We have a script [convert_to_onnx.py](https://github.com/microsoft/onnxruntime/blob/master/onnxruntime/python/tools/transformers/convert_to_onnx.py) that could help you to convert GPT2 with past state to ONNX. 

The script accepts a pretrained model name or path of a checkpoint directory as input, and converts the model to ONNX. It also verifies that the ONNX model could generate same input as the pytorch model. The usage is like 
```
python -m onnxruntime.transformers.convert_to_onnx -m model_name_or_path --output gpt2.onnx -o -p fp32|fp16|int8
```
The -p option can be used to choose the precision: fp32 (float32), fp16 (mixed precision) or int8 (quantization).
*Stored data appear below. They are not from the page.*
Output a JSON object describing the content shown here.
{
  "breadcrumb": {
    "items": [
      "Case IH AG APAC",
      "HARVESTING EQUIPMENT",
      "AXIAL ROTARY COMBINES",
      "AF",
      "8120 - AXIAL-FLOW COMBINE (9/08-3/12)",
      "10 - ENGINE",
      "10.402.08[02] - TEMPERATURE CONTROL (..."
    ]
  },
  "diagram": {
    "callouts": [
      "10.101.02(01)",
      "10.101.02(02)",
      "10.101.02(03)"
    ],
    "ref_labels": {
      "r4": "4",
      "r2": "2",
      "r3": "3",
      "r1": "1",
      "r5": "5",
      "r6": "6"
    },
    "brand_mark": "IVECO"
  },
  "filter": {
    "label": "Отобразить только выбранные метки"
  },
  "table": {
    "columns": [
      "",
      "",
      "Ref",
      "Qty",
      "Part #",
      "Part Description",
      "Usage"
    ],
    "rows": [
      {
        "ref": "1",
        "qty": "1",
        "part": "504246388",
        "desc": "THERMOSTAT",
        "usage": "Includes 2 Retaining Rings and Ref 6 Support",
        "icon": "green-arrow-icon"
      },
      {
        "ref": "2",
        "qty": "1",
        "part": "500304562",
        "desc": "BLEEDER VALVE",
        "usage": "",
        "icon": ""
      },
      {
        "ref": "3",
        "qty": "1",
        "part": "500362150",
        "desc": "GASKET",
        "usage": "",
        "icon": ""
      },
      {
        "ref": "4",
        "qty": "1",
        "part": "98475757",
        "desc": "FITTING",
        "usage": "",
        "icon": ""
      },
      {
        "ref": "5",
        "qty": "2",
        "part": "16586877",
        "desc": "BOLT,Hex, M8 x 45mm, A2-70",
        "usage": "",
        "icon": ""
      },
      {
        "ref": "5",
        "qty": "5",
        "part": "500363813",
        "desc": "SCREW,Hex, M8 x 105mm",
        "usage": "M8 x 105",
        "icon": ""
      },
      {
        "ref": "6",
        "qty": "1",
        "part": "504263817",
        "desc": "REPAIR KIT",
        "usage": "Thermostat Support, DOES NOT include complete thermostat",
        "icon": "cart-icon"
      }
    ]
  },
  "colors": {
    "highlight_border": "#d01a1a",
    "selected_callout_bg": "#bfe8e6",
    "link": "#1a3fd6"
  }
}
The -o option will generate optimized model, which is required for fp16 or int8.

Here we use a pretrained model as example:

In [6]:
from onnxruntime.transformers.gpt2_helper import Gpt2Helper, MyGPT2LMHeadModel
from transformers import AutoConfig
import torch

model_name_or_path = "gpt2"
config = AutoConfig.from_pretrained(model_name_or_path, cache_dir=cache_dir)
model = MyGPT2LMHeadModel.from_pretrained(model_name_or_path, config=config, cache_dir=cache_dir)
device = torch.device("cpu")
model.eval().to(device)

print(model.config)

num_attention_heads = model.config.n_head
hidden_size = model.config.n_embd
num_layer = model.config.n_layer

Collecting transformers
  Downloading transformers-4.11.3-py3-none-any.whl (2.9 MB)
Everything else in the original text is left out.